Clinical Presentation
- Intermittent or absolute constipation, leading to obstruction.
- Colicky abdominal pain and distension.
- May progress to intestinal obstruction and/or peritonitis.
- Distended abdomen, fever, signs of shock if peritonitis is present.
- 40-60% of patients have a history of previous attacks.
Investigations
- Abdominal X-ray (AXR): Shows a large, dilated loop of the colon, often with gas-fluid levels.
- CT Scan: Displays large, gas-filled loops with evidence of bowel twisting.
- Barium enema: Shows a "bird’s beak" appearance, contraindicated if strangulation is suspected.
Management
- Initial Management: ABC, IV fluids, and nil by mouth (NBM). Correct electrolyte imbalances and consider nasogastric decompression if obstructed. Manage pain appropriately.
- Sigmoid Volvulus: Decompression with a flatus tube. Leave the tube in for 48 hours. If flatus tube decompression fails, attempt detorsion with rigid or flexible sigmoidoscopy, colonoscopy, and rectal tube placement. Be cautious as a large volume of feculent material may be released under pressure; ensure adequate protection.

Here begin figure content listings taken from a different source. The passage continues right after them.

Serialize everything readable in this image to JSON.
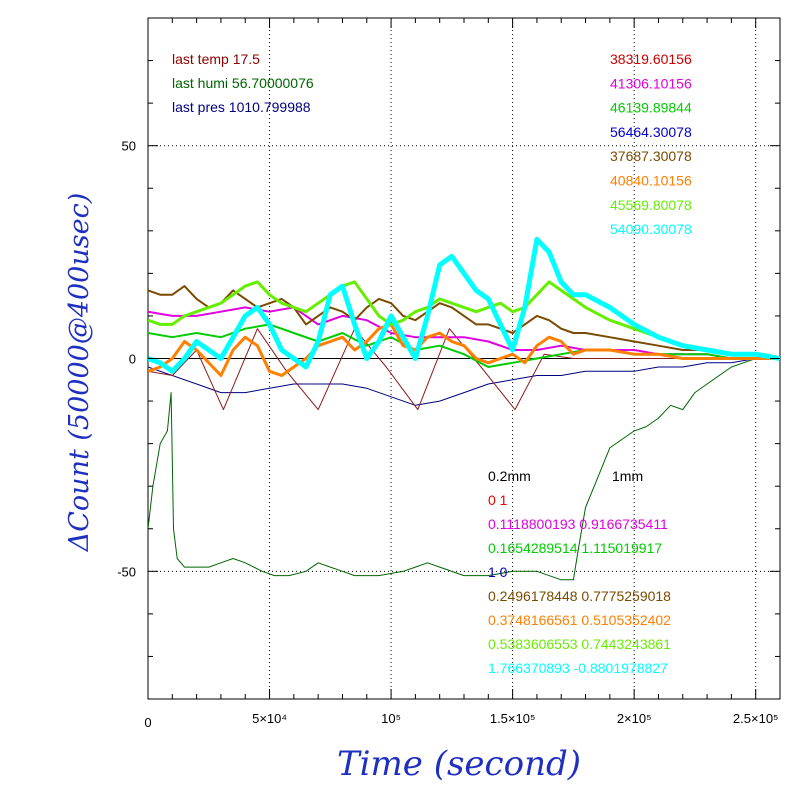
{
  "chart_data": {
    "type": "line",
    "xlabel": "Time (second)",
    "ylabel": "ΔCount (50000@400usec)",
    "xlim": [
      0,
      260000
    ],
    "ylim": [
      -80,
      80
    ],
    "x_ticks": [
      {
        "value": 0,
        "label": "0"
      },
      {
        "value": 50000,
        "label": "5×10⁴"
      },
      {
        "value": 100000,
        "label": "10⁵"
      },
      {
        "value": 150000,
        "label": "1.5×10⁵"
      },
      {
        "value": 200000,
        "label": "2×10⁵"
      },
      {
        "value": 250000,
        "label": "2.5×10⁵"
      }
    ],
    "y_ticks": [
      {
        "value": -50,
        "label": "-50"
      },
      {
        "value": 0,
        "label": "0"
      },
      {
        "value": 50,
        "label": "50"
      }
    ],
    "grid": true,
    "env_labels": [
      {
        "text": "last temp 17.5",
        "color": "#8b0000"
      },
      {
        "text": "last humi 56.70000076",
        "color": "#006400"
      },
      {
        "text": "last pres 1010.799988",
        "color": "#000080"
      }
    ],
    "series_values": [
      {
        "text": "38319.60156",
        "color": "#cc0000"
      },
      {
        "text": "41306.10156",
        "color": "#e000e0"
      },
      {
        "text": "46139.89844",
        "color": "#00cc00"
      },
      {
        "text": "56464.30078",
        "color": "#0000cc"
      },
      {
        "text": "37687.30078",
        "color": "#7a4a00"
      },
      {
        "text": "40840.10156",
        "color": "#ff7f00"
      },
      {
        "text": "45569.80078",
        "color": "#66ee00"
      },
      {
        "text": "54090.30078",
        "color": "#00ffff"
      }
    ],
    "coeff_header": [
      {
        "text": "0.2mm",
        "color": "#000000"
      },
      {
        "text": "1mm",
        "color": "#000000"
      }
    ],
    "coefficients": [
      {
        "text": "0 1",
        "color": "#ee0000"
      },
      {
        "text": "0.1118800193 0.9166735411",
        "color": "#e000e0"
      },
      {
        "text": "0.1654289514 1.115019917",
        "color": "#00cc00"
      },
      {
        "text": "1 0",
        "color": "#0000cc"
      },
      {
        "text": "0.2496178448 0.7775259018",
        "color": "#7a4a00"
      },
      {
        "text": "0.3748166561 0.5105352402",
        "color": "#ff7f00"
      },
      {
        "text": "0.5383606553 0.7443243861",
        "color": "#66ee00"
      },
      {
        "text": "1.766370893 -0.8801978827",
        "color": "#00ffff"
      }
    ],
    "series": [
      {
        "color": "#000080",
        "width": 1,
        "x": [
          0,
          10000,
          20000,
          30000,
          40000,
          50000,
          60000,
          70000,
          80000,
          90000,
          100000,
          110000,
          120000,
          130000,
          140000,
          150000,
          160000,
          170000,
          180000,
          190000,
          200000,
          210000,
          220000,
          230000,
          240000,
          250000,
          260000
        ],
        "y": [
          -2,
          -4,
          -6,
          -8,
          -8,
          -7,
          -6,
          -6,
          -6,
          -7,
          -9,
          -11,
          -10,
          -8,
          -6,
          -5,
          -4,
          -4,
          -3,
          -3,
          -3,
          -2,
          -2,
          -1,
          -1,
          0,
          0
        ]
      },
      {
        "color": "#8b1a1a",
        "width": 1,
        "x": [
          0,
          10000,
          20000,
          31000,
          45000,
          57000,
          70000,
          85000,
          98000,
          111000,
          124000,
          137000,
          151000,
          163000,
          175000,
          185000,
          200000,
          220000,
          240000,
          260000
        ],
        "y": [
          -3,
          -4,
          2,
          -12,
          7,
          -3,
          -12,
          7,
          -2,
          -12,
          7,
          -2,
          -12,
          1,
          0,
          0,
          0,
          0,
          0,
          0
        ]
      },
      {
        "color": "#006400",
        "width": 1,
        "x": [
          0,
          2000,
          5000,
          8000,
          9500,
          10500,
          12000,
          15000,
          20000,
          25000,
          30000,
          35000,
          40000,
          47000,
          52000,
          58000,
          65000,
          70000,
          75000,
          80000,
          85000,
          95000,
          105000,
          110000,
          115000,
          120000,
          130000,
          140000,
          150000,
          160000,
          170000,
          175000,
          177000,
          180000,
          185000,
          190000,
          195000,
          200000,
          205000,
          210000,
          215000,
          220000,
          225000,
          230000,
          235000,
          240000,
          245000,
          250000,
          255000,
          260000
        ],
        "y": [
          -40,
          -30,
          -20,
          -17,
          -8,
          -40,
          -47,
          -49,
          -49,
          -49,
          -48,
          -47,
          -48,
          -50,
          -51,
          -51,
          -50,
          -48,
          -49,
          -50,
          -51,
          -51,
          -50,
          -49,
          -48,
          -49,
          -51,
          -51,
          -50,
          -50,
          -52,
          -52,
          -45,
          -35,
          -28,
          -21,
          -19,
          -17,
          -16,
          -14,
          -11,
          -12,
          -8,
          -6,
          -4,
          -2,
          -1,
          0,
          0,
          0
        ]
      },
      {
        "color": "#e000e0",
        "width": 2,
        "x": [
          0,
          10000,
          20000,
          30000,
          40000,
          50000,
          60000,
          70000,
          80000,
          90000,
          100000,
          110000,
          120000,
          130000,
          140000,
          150000,
          160000,
          170000,
          180000,
          190000,
          200000,
          210000,
          220000,
          230000,
          240000,
          250000,
          260000
        ],
        "y": [
          11,
          10,
          10,
          11,
          12,
          11,
          12,
          8,
          10,
          9,
          6,
          5,
          5,
          5,
          4,
          2,
          2,
          3,
          2,
          2,
          2,
          1,
          1,
          1,
          0,
          0,
          0
        ]
      },
      {
        "color": "#00cc00",
        "width": 2,
        "x": [
          0,
          10000,
          20000,
          30000,
          40000,
          50000,
          60000,
          70000,
          80000,
          90000,
          100000,
          110000,
          120000,
          130000,
          140000,
          150000,
          160000,
          170000,
          180000,
          190000,
          200000,
          210000,
          220000,
          230000,
          240000,
          250000,
          260000
        ],
        "y": [
          6,
          5,
          6,
          5,
          7,
          8,
          6,
          4,
          6,
          3,
          5,
          2,
          3,
          1,
          -2,
          -1,
          0,
          1,
          2,
          2,
          1,
          1,
          1,
          1,
          0,
          0,
          0
        ]
      },
      {
        "color": "#7a4a00",
        "width": 2,
        "x": [
          0,
          5000,
          10000,
          15000,
          20000,
          25000,
          30000,
          35000,
          40000,
          45000,
          50000,
          55000,
          60000,
          65000,
          70000,
          75000,
          80000,
          85000,
          90000,
          95000,
          100000,
          105000,
          110000,
          115000,
          120000,
          125000,
          130000,
          135000,
          140000,
          145000,
          150000,
          155000,
          160000,
          165000,
          170000,
          175000,
          180000,
          190000,
          200000,
          210000,
          220000,
          230000,
          240000,
          250000,
          260000
        ],
        "y": [
          16,
          15,
          15,
          17,
          14,
          12,
          13,
          16,
          14,
          12,
          13,
          14,
          12,
          8,
          10,
          12,
          11,
          9,
          12,
          14,
          13,
          10,
          9,
          11,
          13,
          12,
          10,
          8,
          8,
          7,
          6,
          8,
          10,
          9,
          7,
          6,
          6,
          5,
          4,
          3,
          2,
          2,
          1,
          1,
          0
        ]
      },
      {
        "color": "#ff7f00",
        "width": 3,
        "x": [
          0,
          5000,
          10000,
          15000,
          20000,
          25000,
          30000,
          35000,
          40000,
          45000,
          50000,
          55000,
          60000,
          65000,
          70000,
          75000,
          80000,
          85000,
          90000,
          95000,
          100000,
          105000,
          110000,
          115000,
          120000,
          125000,
          130000,
          135000,
          140000,
          145000,
          150000,
          155000,
          160000,
          165000,
          170000,
          175000,
          180000,
          190000,
          200000,
          210000,
          220000,
          230000,
          240000,
          250000,
          260000
        ],
        "y": [
          -3,
          -2,
          0,
          4,
          2,
          -1,
          -4,
          2,
          5,
          3,
          -3,
          -4,
          -2,
          0,
          3,
          4,
          5,
          2,
          4,
          7,
          8,
          3,
          2,
          5,
          6,
          4,
          3,
          0,
          -1,
          0,
          1,
          -1,
          3,
          5,
          4,
          1,
          2,
          2,
          1,
          1,
          0,
          0,
          0,
          0,
          0
        ]
      },
      {
        "color": "#66ee00",
        "width": 3,
        "x": [
          0,
          5000,
          10000,
          15000,
          20000,
          25000,
          30000,
          35000,
          40000,
          45000,
          50000,
          55000,
          60000,
          65000,
          70000,
          75000,
          80000,
          85000,
          90000,
          95000,
          100000,
          105000,
          110000,
          115000,
          120000,
          125000,
          130000,
          135000,
          140000,
          145000,
          150000,
          155000,
          160000,
          165000,
          170000,
          175000,
          180000,
          190000,
          200000,
          210000,
          220000,
          230000,
          240000,
          250000,
          260000
        ],
        "y": [
          9,
          8,
          8,
          10,
          11,
          12,
          13,
          15,
          17,
          18,
          15,
          13,
          12,
          11,
          13,
          15,
          17,
          18,
          14,
          10,
          8,
          9,
          11,
          12,
          14,
          13,
          12,
          11,
          12,
          13,
          11,
          12,
          15,
          18,
          16,
          14,
          12,
          9,
          7,
          5,
          3,
          2,
          1,
          1,
          0
        ]
      },
      {
        "color": "#00ffff",
        "width": 5,
        "x": [
          0,
          5000,
          10000,
          15000,
          20000,
          25000,
          30000,
          35000,
          40000,
          45000,
          50000,
          55000,
          60000,
          65000,
          70000,
          75000,
          80000,
          85000,
          90000,
          95000,
          100000,
          105000,
          110000,
          115000,
          120000,
          125000,
          130000,
          135000,
          140000,
          145000,
          150000,
          155000,
          160000,
          165000,
          170000,
          175000,
          180000,
          190000,
          200000,
          210000,
          220000,
          230000,
          240000,
          250000,
          260000
        ],
        "y": [
          0,
          -1,
          -3,
          0,
          4,
          2,
          0,
          5,
          10,
          12,
          8,
          2,
          0,
          -2,
          4,
          15,
          17,
          8,
          0,
          4,
          10,
          5,
          0,
          10,
          22,
          24,
          20,
          16,
          14,
          8,
          2,
          12,
          28,
          25,
          18,
          15,
          15,
          12,
          8,
          5,
          3,
          2,
          1,
          1,
          0
        ]
      }
    ]
  }
}
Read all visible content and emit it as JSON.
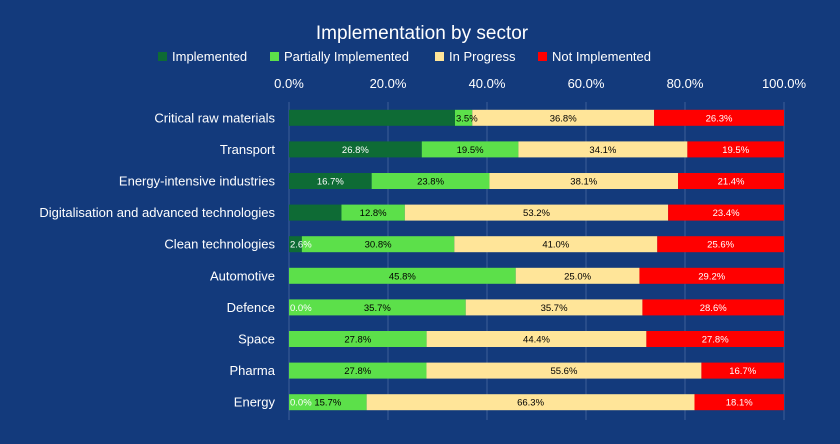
{
  "chart_data": {
    "type": "bar",
    "orientation": "horizontal",
    "stacked": "percent",
    "title": "Implementation by sector",
    "xlim": [
      0,
      100
    ],
    "xticks": [
      "0.0%",
      "20.0%",
      "40.0%",
      "60.0%",
      "80.0%",
      "100.0%"
    ],
    "legend_position": "top",
    "categories": [
      "Critical raw materials",
      "Transport",
      "Energy-intensive industries",
      "Digitalisation and advanced technologies",
      "Clean technologies",
      "Automotive",
      "Defence",
      "Space",
      "Pharma",
      "Energy"
    ],
    "series": [
      {
        "name": "Implemented",
        "color": "#0e6b35",
        "text_color": "#ffffff",
        "values": [
          33.6,
          26.8,
          16.7,
          10.6,
          2.6,
          0,
          0.0,
          0,
          0,
          0.0
        ],
        "labels": [
          "",
          "26.8%",
          "16.7%",
          "",
          "2.6%",
          "",
          "0.0%",
          "",
          "",
          "0.0%"
        ]
      },
      {
        "name": "Partially Implemented",
        "color": "#5ce04a",
        "text_color": "#000000",
        "values": [
          3.5,
          19.5,
          23.8,
          12.8,
          30.8,
          45.8,
          35.7,
          27.8,
          27.8,
          15.7
        ],
        "labels": [
          "3.5%",
          "19.5%",
          "23.8%",
          "12.8%",
          "30.8%",
          "45.8%",
          "35.7%",
          "27.8%",
          "27.8%",
          "15.7%"
        ]
      },
      {
        "name": "In Progress",
        "color": "#ffe599",
        "text_color": "#000000",
        "values": [
          36.8,
          34.1,
          38.1,
          53.2,
          41.0,
          25.0,
          35.7,
          44.4,
          55.6,
          66.3
        ],
        "labels": [
          "36.8%",
          "34.1%",
          "38.1%",
          "53.2%",
          "41.0%",
          "25.0%",
          "35.7%",
          "44.4%",
          "55.6%",
          "66.3%"
        ]
      },
      {
        "name": "Not Implemented",
        "color": "#ff0000",
        "text_color": "#ffffff",
        "values": [
          26.3,
          19.5,
          21.4,
          23.4,
          25.6,
          29.2,
          28.6,
          27.8,
          16.7,
          18.1
        ],
        "labels": [
          "26.3%",
          "19.5%",
          "21.4%",
          "23.4%",
          "25.6%",
          "29.2%",
          "28.6%",
          "27.8%",
          "16.7%",
          "18.1%"
        ]
      }
    ]
  }
}
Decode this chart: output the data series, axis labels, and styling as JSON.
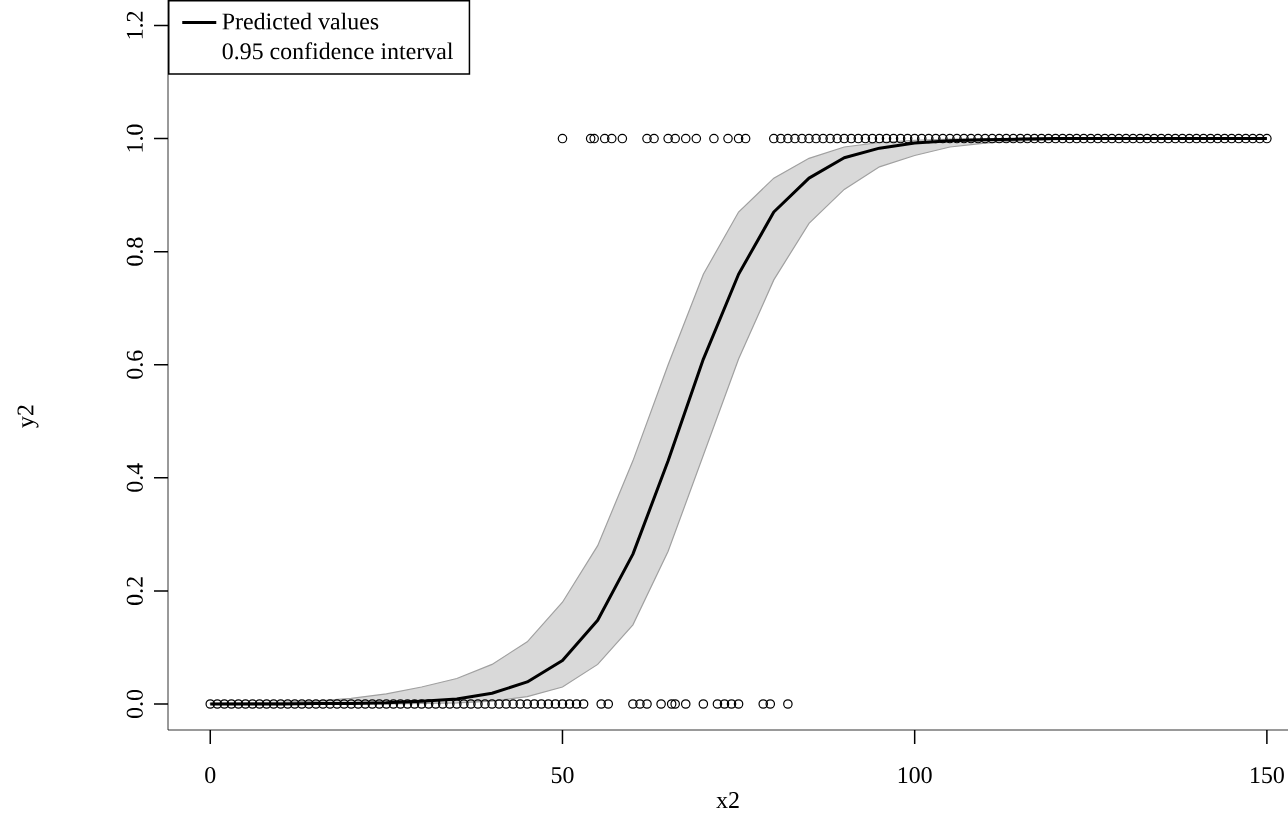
{
  "chart_data": {
    "type": "scatter",
    "xlabel": "x2",
    "ylabel": "y2",
    "legend": "top left",
    "annotations": [
      "0.95 confidence interval"
    ],
    "xlim": [
      -6,
      153
    ],
    "ylim": [
      -0.046,
      1.245
    ],
    "xticks": [
      0,
      50,
      100,
      150
    ],
    "yticks": [
      {
        "value": 0,
        "label": "0.0"
      },
      {
        "value": 0.2,
        "label": "0.2"
      },
      {
        "value": 0.4,
        "label": "0.4"
      },
      {
        "value": 0.6,
        "label": "0.6"
      },
      {
        "value": 0.8,
        "label": "0.8"
      },
      {
        "value": 1,
        "label": "1.0"
      },
      {
        "value": 1.2,
        "label": "1.2"
      }
    ],
    "series": [
      {
        "marker": "circle",
        "color": "#000000",
        "x": [
          0,
          1,
          2,
          3,
          4,
          5,
          6,
          7,
          8,
          9,
          10,
          11,
          12,
          13,
          14,
          15,
          16,
          17,
          18,
          19,
          20,
          21,
          22,
          23,
          24,
          25,
          26,
          27,
          28,
          29,
          30,
          31,
          32,
          33,
          34,
          35,
          36,
          37,
          38,
          39,
          40,
          41,
          42,
          43,
          44,
          45,
          46,
          47,
          48,
          49,
          50,
          51,
          52,
          53,
          55.5,
          56.5,
          60,
          61,
          62,
          64,
          65.5,
          66,
          67.5,
          70,
          72,
          73,
          74,
          75,
          78.5,
          79.5,
          82,
          50,
          54,
          54.5,
          56,
          57,
          58.5,
          62,
          63,
          65,
          66,
          67.5,
          69,
          71.5,
          73.5,
          75,
          76,
          80,
          81,
          82,
          83,
          84,
          85,
          86,
          87,
          88,
          89,
          90,
          91,
          92,
          93,
          94,
          95,
          96,
          97,
          98,
          99,
          100,
          101,
          102,
          103,
          104,
          105,
          106,
          107,
          108,
          109,
          110,
          111,
          112,
          113,
          114,
          115,
          116,
          117,
          118,
          119,
          120,
          121,
          122,
          123,
          124,
          125,
          126,
          127,
          128,
          129,
          130,
          131,
          132,
          133,
          134,
          135,
          136,
          137,
          138,
          139,
          140,
          141,
          142,
          143,
          144,
          145,
          146,
          147,
          148,
          149,
          150
        ],
        "values": [
          0,
          0,
          0,
          0,
          0,
          0,
          0,
          0,
          0,
          0,
          0,
          0,
          0,
          0,
          0,
          0,
          0,
          0,
          0,
          0,
          0,
          0,
          0,
          0,
          0,
          0,
          0,
          0,
          0,
          0,
          0,
          0,
          0,
          0,
          0,
          0,
          0,
          0,
          0,
          0,
          0,
          0,
          0,
          0,
          0,
          0,
          0,
          0,
          0,
          0,
          0,
          0,
          0,
          0,
          0,
          0,
          0,
          0,
          0,
          0,
          0,
          0,
          0,
          0,
          0,
          0,
          0,
          0,
          0,
          0,
          0,
          1,
          1,
          1,
          1,
          1,
          1,
          1,
          1,
          1,
          1,
          1,
          1,
          1,
          1,
          1,
          1,
          1,
          1,
          1,
          1,
          1,
          1,
          1,
          1,
          1,
          1,
          1,
          1,
          1,
          1,
          1,
          1,
          1,
          1,
          1,
          1,
          1,
          1,
          1,
          1,
          1,
          1,
          1,
          1,
          1,
          1,
          1,
          1,
          1,
          1,
          1,
          1,
          1,
          1,
          1,
          1,
          1,
          1,
          1,
          1,
          1,
          1,
          1,
          1,
          1,
          1,
          1,
          1,
          1,
          1,
          1,
          1,
          1,
          1,
          1,
          1,
          1,
          1,
          1,
          1,
          1,
          1,
          1,
          1,
          1,
          1,
          1
        ]
      },
      {
        "type": "line",
        "name": "Predicted values",
        "marker": "none",
        "line_style": "solid",
        "color": "#000000",
        "x": [
          0,
          5,
          10,
          15,
          20,
          25,
          30,
          35,
          40,
          45,
          50,
          55,
          60,
          65,
          70,
          75,
          80,
          85,
          90,
          95,
          100,
          105,
          110,
          115,
          120,
          125,
          130,
          135,
          140,
          145,
          150
        ],
        "values": [
          0,
          0,
          0,
          0.001,
          0.001,
          0.002,
          0.005,
          0.009,
          0.019,
          0.039,
          0.077,
          0.148,
          0.265,
          0.43,
          0.61,
          0.76,
          0.87,
          0.93,
          0.966,
          0.983,
          0.992,
          0.996,
          0.998,
          0.999,
          1,
          1,
          1,
          1,
          1,
          1,
          1
        ],
        "lower": [
          0,
          0,
          0,
          0,
          0,
          0,
          0.001,
          0.002,
          0.005,
          0.013,
          0.03,
          0.07,
          0.14,
          0.27,
          0.44,
          0.61,
          0.75,
          0.85,
          0.91,
          0.95,
          0.97,
          0.985,
          0.992,
          0.996,
          0.998,
          0.999,
          1,
          1,
          1,
          1,
          1
        ],
        "upper": [
          0.001,
          0.002,
          0.003,
          0.005,
          0.01,
          0.018,
          0.03,
          0.045,
          0.07,
          0.11,
          0.18,
          0.28,
          0.43,
          0.6,
          0.76,
          0.87,
          0.93,
          0.965,
          0.985,
          0.993,
          0.997,
          0.999,
          1,
          1,
          1,
          1,
          1,
          1,
          1,
          1,
          1
        ]
      }
    ]
  }
}
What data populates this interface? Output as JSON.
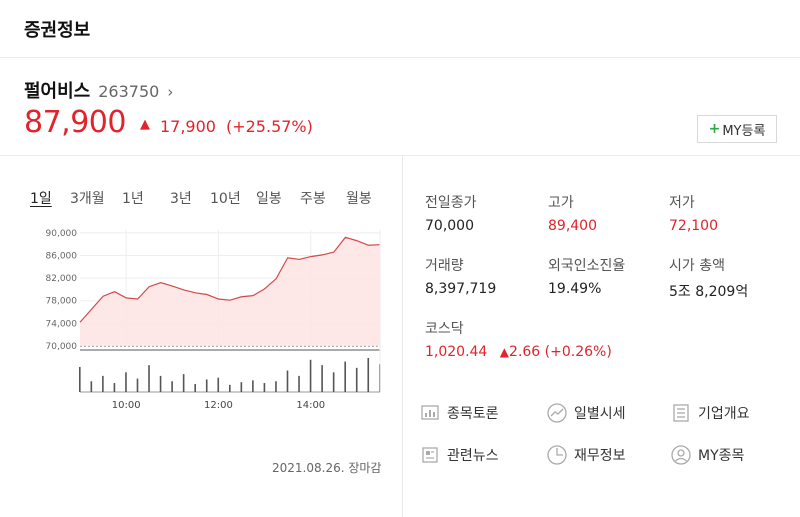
{
  "header": {
    "title": "증권정보"
  },
  "stock": {
    "name": "펄어비스",
    "code": "263750",
    "price": "87,900",
    "change": "17,900",
    "change_pct": "(+25.57%)"
  },
  "my_button": {
    "label": "MY등록"
  },
  "tabs": [
    "1일",
    "3개월",
    "1년",
    "3년",
    "10년",
    "일봉",
    "주봉",
    "월봉"
  ],
  "chart_data": {
    "type": "line",
    "title": "",
    "xlabel": "",
    "ylabel": "",
    "x_ticks": [
      "10:00",
      "12:00",
      "14:00"
    ],
    "y_ticks": [
      "70,000",
      "74,000",
      "78,000",
      "82,000",
      "86,000",
      "90,000"
    ],
    "ylim": [
      70000,
      90500
    ],
    "baseline": 70000,
    "series": [
      {
        "x": [
          "09:00",
          "09:15",
          "09:30",
          "09:45",
          "10:00",
          "10:15",
          "10:30",
          "10:45",
          "11:00",
          "11:15",
          "11:30",
          "11:45",
          "12:00",
          "12:15",
          "12:30",
          "12:45",
          "13:00",
          "13:15",
          "13:30",
          "13:45",
          "14:00",
          "14:15",
          "14:30",
          "14:45",
          "15:00",
          "15:15",
          "15:30"
        ],
        "values": [
          74200,
          76500,
          78800,
          79600,
          78500,
          78300,
          80500,
          81200,
          80600,
          79900,
          79400,
          79100,
          78300,
          78100,
          78700,
          78900,
          80100,
          81900,
          85600,
          85300,
          85800,
          86100,
          86600,
          89200,
          88600,
          87800,
          87900
        ]
      }
    ],
    "volume": [
      28,
      12,
      18,
      10,
      22,
      15,
      30,
      18,
      12,
      20,
      9,
      14,
      16,
      8,
      11,
      13,
      10,
      12,
      24,
      18,
      36,
      30,
      22,
      34,
      27,
      38,
      31
    ]
  },
  "date_note": "2021.08.26. 장마감",
  "info": {
    "prev_close_label": "전일종가",
    "prev_close": "70,000",
    "high_label": "고가",
    "high": "89,400",
    "low_label": "저가",
    "low": "72,100",
    "volume_label": "거래량",
    "volume": "8,397,719",
    "foreign_label": "외국인소진율",
    "foreign": "19.49%",
    "mcap_label": "시가 총액",
    "mcap": "5조 8,209억",
    "index_label": "코스닥",
    "index_value": "1,020.44",
    "index_change": "2.66 (+0.26%)"
  },
  "links": {
    "discussion": "종목토론",
    "daily_price": "일별시세",
    "company": "기업개요",
    "news": "관련뉴스",
    "finance": "재무정보",
    "my_stocks": "MY종목"
  },
  "colors": {
    "up": "#e1242b",
    "fill": "#fde3e3",
    "line": "#d14a4a",
    "bar": "#555555"
  },
  "icons": [
    "chart-bubble-icon",
    "trend-circle-icon",
    "list-doc-icon",
    "newspaper-icon",
    "pie-clock-icon",
    "user-circle-icon",
    "plus-icon",
    "up-triangle-icon"
  ]
}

- If peritonitis or other signs of ischaemia (raised WCC, lactate, temperature) are present, a laparotomy is necessary. Resection may be required, with a mortality rate of up to 25%, especially in cases of bowel ischaemia. Recurrence rates are high (40-50%), so follow-up procedures are needed.
- Caecal Volvulus: Requires caecal untwisting, usually through a caecostomy. If the bowel is gangrenous, a right hemicolectomy may be needed. Diagnosis is often delayed, contributing to a higher mortality rate.